Martes 18-4-2023, II de Pascua (Jn 3,7b-15)

«Dijo Jesús a Nicodemo: “Tenéis que nacer de nuevo”». Este diálogo en la oscuridad de la noche transcurre casi entre susurros. Y es que de noche Dios ha realizado sus mayores obras. De noche creó el mundo, llamando a la luz de entre las vacías tinieblas. De noche sacó a Abraham de su tierra, para que contara estrellas y soñara con una descendencia todavía más numerosa. De noche liberó a los israelitas de la esclavitud del Faraón y les condujo a la libertad de la Tierra Prometida. De noche habló en sueños a los profetas, como Samuel o José. En el silencio de una noche nació Cristo pobre y humilde en un pesebre. Sólo una noche conoció la hora de la resurrección del Señor de entre los muertos. Y él mismo ha prometido que volverá la segunda vez como un ladrón en la noche. De noche actúa Dios.
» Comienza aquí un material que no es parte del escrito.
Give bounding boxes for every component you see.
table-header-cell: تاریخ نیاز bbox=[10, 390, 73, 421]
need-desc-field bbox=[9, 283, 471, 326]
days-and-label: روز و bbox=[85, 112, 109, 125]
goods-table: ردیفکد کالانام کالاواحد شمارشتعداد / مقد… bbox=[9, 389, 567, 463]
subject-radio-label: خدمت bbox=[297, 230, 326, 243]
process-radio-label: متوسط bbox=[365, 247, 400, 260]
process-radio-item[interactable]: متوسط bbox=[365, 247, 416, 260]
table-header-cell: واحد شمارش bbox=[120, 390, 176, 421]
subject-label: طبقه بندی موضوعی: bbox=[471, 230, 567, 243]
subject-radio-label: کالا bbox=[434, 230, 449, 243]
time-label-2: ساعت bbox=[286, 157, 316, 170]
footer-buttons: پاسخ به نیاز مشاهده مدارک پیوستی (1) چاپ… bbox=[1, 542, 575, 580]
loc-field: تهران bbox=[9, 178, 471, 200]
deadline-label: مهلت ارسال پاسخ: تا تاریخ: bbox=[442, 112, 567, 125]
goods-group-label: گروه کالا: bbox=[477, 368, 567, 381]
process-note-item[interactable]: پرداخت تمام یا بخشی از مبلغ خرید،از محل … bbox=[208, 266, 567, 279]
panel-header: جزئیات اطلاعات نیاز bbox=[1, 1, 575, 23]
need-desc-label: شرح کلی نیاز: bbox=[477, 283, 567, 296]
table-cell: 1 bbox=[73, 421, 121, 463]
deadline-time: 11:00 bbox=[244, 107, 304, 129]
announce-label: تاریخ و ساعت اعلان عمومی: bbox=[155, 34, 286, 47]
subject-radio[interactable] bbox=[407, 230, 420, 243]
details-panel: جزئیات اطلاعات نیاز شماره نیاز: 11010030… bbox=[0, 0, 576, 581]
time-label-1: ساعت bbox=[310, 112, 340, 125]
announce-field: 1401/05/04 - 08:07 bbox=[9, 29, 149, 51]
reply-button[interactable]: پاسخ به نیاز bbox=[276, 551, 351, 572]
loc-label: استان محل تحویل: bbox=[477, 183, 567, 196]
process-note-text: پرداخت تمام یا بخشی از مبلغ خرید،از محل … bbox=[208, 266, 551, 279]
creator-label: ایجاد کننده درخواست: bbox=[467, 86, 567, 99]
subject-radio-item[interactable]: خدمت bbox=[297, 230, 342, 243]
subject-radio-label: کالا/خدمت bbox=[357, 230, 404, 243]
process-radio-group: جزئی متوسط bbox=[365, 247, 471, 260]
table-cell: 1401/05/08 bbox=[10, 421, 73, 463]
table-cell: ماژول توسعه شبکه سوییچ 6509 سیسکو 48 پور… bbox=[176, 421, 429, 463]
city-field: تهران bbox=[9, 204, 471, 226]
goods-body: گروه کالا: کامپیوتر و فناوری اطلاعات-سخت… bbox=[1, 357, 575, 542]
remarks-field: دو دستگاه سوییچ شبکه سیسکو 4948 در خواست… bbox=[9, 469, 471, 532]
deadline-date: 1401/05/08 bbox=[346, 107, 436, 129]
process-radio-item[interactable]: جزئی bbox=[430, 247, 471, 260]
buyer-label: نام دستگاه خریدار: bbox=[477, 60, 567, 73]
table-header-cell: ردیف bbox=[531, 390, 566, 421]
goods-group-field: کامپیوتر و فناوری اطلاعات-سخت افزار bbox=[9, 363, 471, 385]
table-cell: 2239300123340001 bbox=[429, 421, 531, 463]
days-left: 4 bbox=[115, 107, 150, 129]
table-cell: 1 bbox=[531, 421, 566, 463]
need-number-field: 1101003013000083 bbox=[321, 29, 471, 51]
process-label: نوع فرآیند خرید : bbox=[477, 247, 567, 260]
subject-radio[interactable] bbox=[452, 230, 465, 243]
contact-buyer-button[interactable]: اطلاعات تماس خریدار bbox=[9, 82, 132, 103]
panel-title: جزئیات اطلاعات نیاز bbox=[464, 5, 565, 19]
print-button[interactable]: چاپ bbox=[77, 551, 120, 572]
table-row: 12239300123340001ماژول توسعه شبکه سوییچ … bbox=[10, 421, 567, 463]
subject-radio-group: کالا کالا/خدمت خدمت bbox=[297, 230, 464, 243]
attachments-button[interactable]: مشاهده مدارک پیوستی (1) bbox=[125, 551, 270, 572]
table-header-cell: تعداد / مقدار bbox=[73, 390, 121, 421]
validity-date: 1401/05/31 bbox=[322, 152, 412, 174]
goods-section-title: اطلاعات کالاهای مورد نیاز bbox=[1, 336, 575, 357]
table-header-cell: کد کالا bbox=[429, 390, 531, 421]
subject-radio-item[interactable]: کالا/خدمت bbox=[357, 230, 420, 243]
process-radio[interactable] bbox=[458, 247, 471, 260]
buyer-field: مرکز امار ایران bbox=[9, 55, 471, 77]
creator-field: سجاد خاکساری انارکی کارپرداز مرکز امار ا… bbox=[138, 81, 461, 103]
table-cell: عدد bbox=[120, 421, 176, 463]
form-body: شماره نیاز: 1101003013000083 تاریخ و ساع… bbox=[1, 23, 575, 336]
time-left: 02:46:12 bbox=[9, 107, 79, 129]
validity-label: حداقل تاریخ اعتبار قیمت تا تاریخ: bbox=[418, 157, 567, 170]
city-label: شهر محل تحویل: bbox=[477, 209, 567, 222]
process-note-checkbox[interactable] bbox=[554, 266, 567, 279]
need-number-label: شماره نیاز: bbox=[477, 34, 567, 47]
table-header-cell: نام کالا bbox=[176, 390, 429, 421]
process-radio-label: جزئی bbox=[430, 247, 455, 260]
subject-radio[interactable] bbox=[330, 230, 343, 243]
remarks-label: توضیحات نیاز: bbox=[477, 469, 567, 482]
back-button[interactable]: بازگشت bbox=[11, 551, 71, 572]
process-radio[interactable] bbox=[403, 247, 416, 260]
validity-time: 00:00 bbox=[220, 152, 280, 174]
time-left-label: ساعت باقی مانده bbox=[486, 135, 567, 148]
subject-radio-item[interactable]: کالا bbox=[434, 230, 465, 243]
«Nicodemo le preguntó: “¿Cómo puede suceder eso?” Le contestó Jesús: “¿Tú eres maestro en Israel, y no lo entiendes?”». ¿Cómo es posible nacer de nuevo? ¿Acaso el agua y el Espíritu pueden engendrar una vida nueva? Es de noche, y Jesús está desvelando a Nicodemo el misterio del Bautismo, un misterio de noche, de muerte y de vida. Bautismo significa en griego –lengua original del Nuevo Testamento– “inmersión”, “sumergirse”. Cuando uno se sumerge en el agua y se zambulle por entero queda como sepultado, hundido, cubierto totalmente por las aguas. Por eso, el Bautismo es símbolo de la muerte. Por el Bautismo nos sumergimos realmente en la muerte de Cristo, le acompañamos en su noche, en su paso por la muerte de Cruz. Pero el salir de las aguas implica una experiencia de frescor, de renovación, de vida nueva –“salgo como nuevo”, decimos–. Por eso, el Bautismo es también símbolo de vida. Por el Bautismo la vida de Cristo resucitado nos envuelve y nos abraza, nos metemos realmente en Cristo resucitado que sale victorioso del sepulcro en el nuevo día. En palabras de san Pablo: «Por el bautismo fuimos sepultados con Cristo en la muerte, para que, lo mismo que Cristo resucitó de entre los muertos por la gloria del Padre, así también nosotros andemos en una vida nueva. Pues si hemos sido incorporados a él en una muerte como la suya, lo seremos también en una resurrección como la suya» (Rm 6,4-5).

«Nadie ha subido al cielo sino el que bajó del cielo, el Hijo del hombre». Este es el camino de Cristo: bajar del cielo para subir al cielo. Es decir, morir para resucitar. Es este también el camino del cristiano: morir para resucitar, morir para vivir. Y este doble movimiento –así se lo hace ver el mismo Señor a Nicodemo– ya se ha realizado en nosotros por nuestro Bautismo: ya hemos bajado con Cristo a la noche de la muerte, y ya hemos subido con él a la vida del cielo. ¡Ya ha sucedido! San Pablo lo tenía muy claro: «estando nosotros muertos por los pecados, nos ha hecho revivir con Cristo —estáis salvados por pura gracia—; nos ha resucitado con Cristo Jesús, nos ha sentado en el cielo con él» (Ef 2,5-6). Jesús habla de noche, pero incluso la noche más oscura acaba cuando llega el día. “Esa estrella que no conoce ocaso y que es Cristo, tu Hijo resucitado, que, al salir del sepulcro, brilla sereno para el linaje humano, y vive y reina glorioso por los siglos de los siglos”.